Outro desafio que vem do exterior é o desaquecimento da economia chinesa. O país está reorientando sua forma de crescimento – dos pesados investimentos em infraestrutura para o consumo interno – e, com isso, as expectativas são de uma expansão menor do PIB. O FMI projeta que a economia chinesa crescerá 8% em 2021 e entre 5% e 5,5% nos próximos cinco anos.

O dado do terceiro trimestre, divulgado no fim de semana, já veio um pouco mais fraco que o esperado. O país cresceu 4,9% na comparação com igual período de 2020, abaixo das estimativas de 5,1%.

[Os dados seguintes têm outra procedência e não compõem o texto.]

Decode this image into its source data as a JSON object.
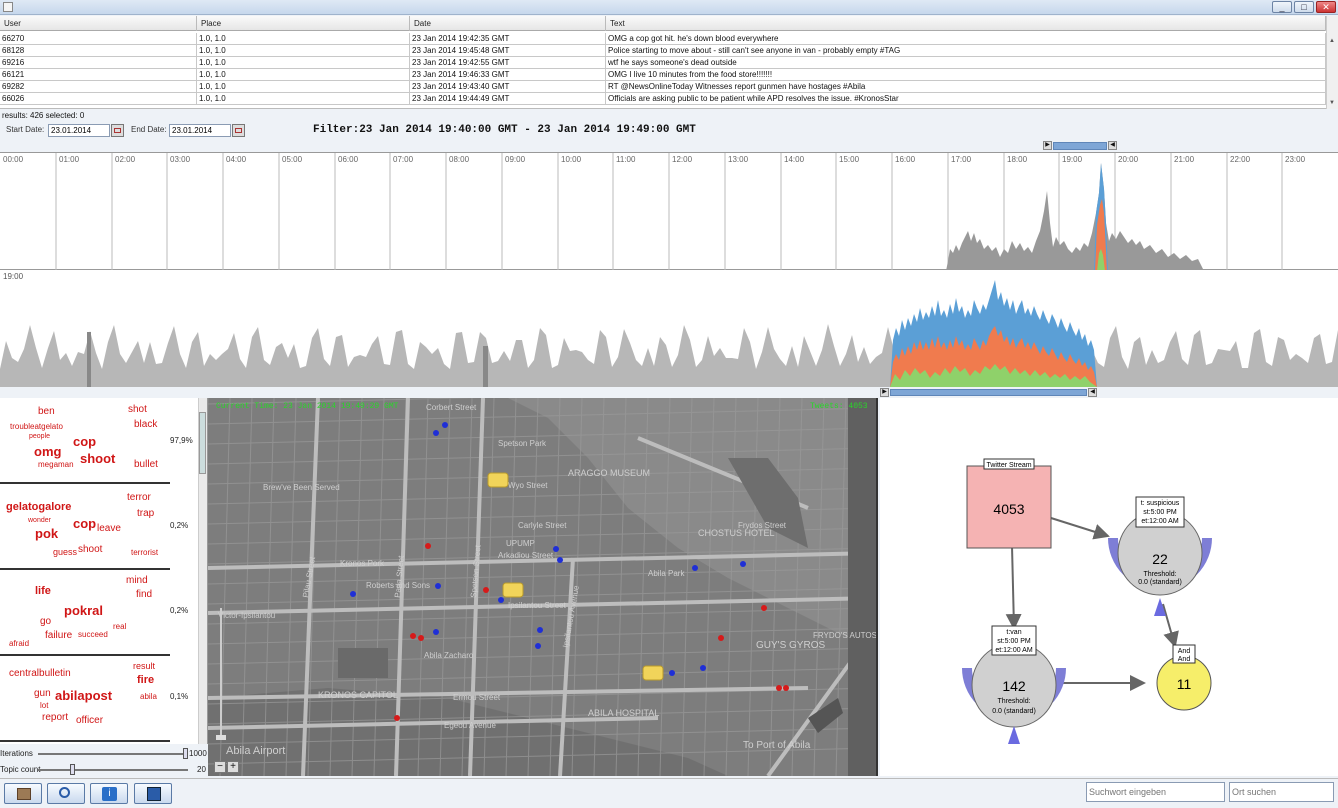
{
  "window": {
    "minimize": "_",
    "maximize": "□",
    "close": "✕"
  },
  "table": {
    "columns": [
      "User",
      "Place",
      "Date",
      "Text"
    ],
    "rows": [
      [
        "66270",
        "1.0, 1.0",
        "23 Jan 2014 19:42:35 GMT",
        "OMG a cop got hit. he's down blood everywhere"
      ],
      [
        "68128",
        "1.0, 1.0",
        "23 Jan 2014 19:45:48 GMT",
        "Police starting to move about - still can't see anyone in van - probably empty #TAG"
      ],
      [
        "69216",
        "1.0, 1.0",
        "23 Jan 2014 19:42:55 GMT",
        "wtf he says someone's dead outside"
      ],
      [
        "66121",
        "1.0, 1.0",
        "23 Jan 2014 19:46:33 GMT",
        "OMG I live 10 minutes from the food store!!!!!!!"
      ],
      [
        "69282",
        "1.0, 1.0",
        "23 Jan 2014 19:43:40 GMT",
        "RT @NewsOnlineToday Witnesses report gunmen have hostages #Abila"
      ],
      [
        "66026",
        "1.0, 1.0",
        "23 Jan 2014 19:44:49 GMT",
        "Officials are asking public to be patient while APD resolves the issue. #KronosStar"
      ]
    ]
  },
  "status": "results: 426 selected: 0",
  "start_label": "Start Date:",
  "start_date": "23.01.2014",
  "end_label": "End Date:",
  "end_date": "23.01.2014",
  "filter": "Filter:23 Jan 2014 19:40:00 GMT - 23 Jan 2014 19:49:00 GMT",
  "hours": [
    "00:00",
    "01:00",
    "02:00",
    "03:00",
    "04:00",
    "05:00",
    "06:00",
    "07:00",
    "08:00",
    "09:00",
    "10:00",
    "11:00",
    "12:00",
    "13:00",
    "14:00",
    "15:00",
    "16:00",
    "17:00",
    "18:00",
    "19:00",
    "20:00",
    "21:00",
    "22:00",
    "23:00"
  ],
  "detail_label": "19:00",
  "topics": [
    {
      "pct": "97,9%",
      "words": [
        "ben",
        "shot",
        "troubleatgelato",
        "black",
        "people",
        "cop",
        "omg",
        "shoot",
        "megaman",
        "bullet"
      ]
    },
    {
      "pct": "0,2%",
      "words": [
        "terror",
        "gelatogalore",
        "trap",
        "wonder",
        "cop",
        "leave",
        "pok",
        "guess",
        "shoot",
        "terrorist"
      ]
    },
    {
      "pct": "0,2%",
      "words": [
        "mind",
        "life",
        "find",
        "pokral",
        "go",
        "real",
        "failure",
        "succeed",
        "afraid"
      ]
    },
    {
      "pct": "0,1%",
      "words": [
        "centralbulletin",
        "result",
        "fire",
        "gun",
        "abilapost",
        "lot",
        "abila",
        "report",
        "officer"
      ]
    }
  ],
  "iterations_label": "Iterations",
  "iterations_value": "1000",
  "topic_count_label": "Topic count",
  "topic_count_value": "20",
  "map": {
    "current_time": "Current Time: 23 Jan 2014 19:49:29 GMT",
    "tweets": "Tweets: 4053",
    "labels": [
      "Corbert Street",
      "Spetson Park",
      "Wyo Street",
      "ARAGGO MUSEUM",
      "Pilau Street",
      "Parla Street",
      "Spetson Street",
      "Carlyle Street",
      "Arkadiou Street",
      "Ipsilantou Street",
      "Victor-Ipsilantou",
      "CHOSTUS HOTEL",
      "Frydos Street",
      "Abila Airport",
      "KRONOS CAPITOL",
      "ABILA HOSPITAL",
      "GUY'S GYROS",
      "FRYDO'S AUTOSUPPLY",
      "Ermou Street",
      "Egeou Avenue",
      "To Port of Abila",
      "Roberts and Sons",
      "Kronos Pork",
      "UPUMP",
      "Abila Park",
      "Ipsilantou Avenue",
      "Brew've Been Served",
      "Abila Zacharo"
    ],
    "zoom_out": "−",
    "zoom_in": "+"
  },
  "graph": {
    "stream": {
      "title": "Twitter Stream",
      "count": "4053"
    },
    "suspicious": {
      "label1": "t: suspicious",
      "label2": "st:5:00 PM",
      "label3": "et:12:00 AM",
      "count": "22",
      "threshold1": "Threshold:",
      "threshold2": "0.0 (standard)"
    },
    "van": {
      "label1": "t:van",
      "label2": "st:5:00 PM",
      "label3": "et:12:00 AM",
      "count": "142",
      "threshold1": "Threshold:",
      "threshold2": "0.0 (standard)"
    },
    "and": {
      "label1": "And",
      "label2": "And",
      "count": "11"
    }
  },
  "search_placeholder": "Suchwort eingeben",
  "place_placeholder": "Ort suchen",
  "colors": {
    "accent": "#7ea6d6",
    "blue": "#5b9fd6",
    "orange": "#f07b4e",
    "green": "#8fd16a",
    "red": "#d01616",
    "yellow": "#f6ee6a",
    "pink": "#f5b3b3"
  }
}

Essa reorientação da política econômica chinesa também tem por objetivo distribuir mais, entre a população, a prosperidade alcançada nos últimos anos. E um dos caminhos seria estimular o consumo interno. “Isto tende a se firmar como uma tendência de longo prazo”, aponta Fix, da Hieron. Segundo a The Economist, o consumo das famílias representava 38,1% do PIB chinês em 2019 – no Brasil, esse percentual foi de 64,2% naquele ano.

O analista afirma que esse menor vigor chinês pode reduzir as compras de minério de ferro, um dos principais produtos da pauta brasileira de exportações, invertendo assim a tendência recente. Nos nove primeiros meses do ano, houve um crescimento de 89% nas receitas de exportação dessa commodity, segundo a Secretaria de Comércio Exterior (Secex).

O preço do minério de ferro despencou nas últimas semanas, reagindo à perspectiva de desaceleração chinesa e os problemas com a megaincorporadora Evergrande, a segunda maior daquele país, cuja dívida equivale a aproximadamente 15% do PIB brasileiro.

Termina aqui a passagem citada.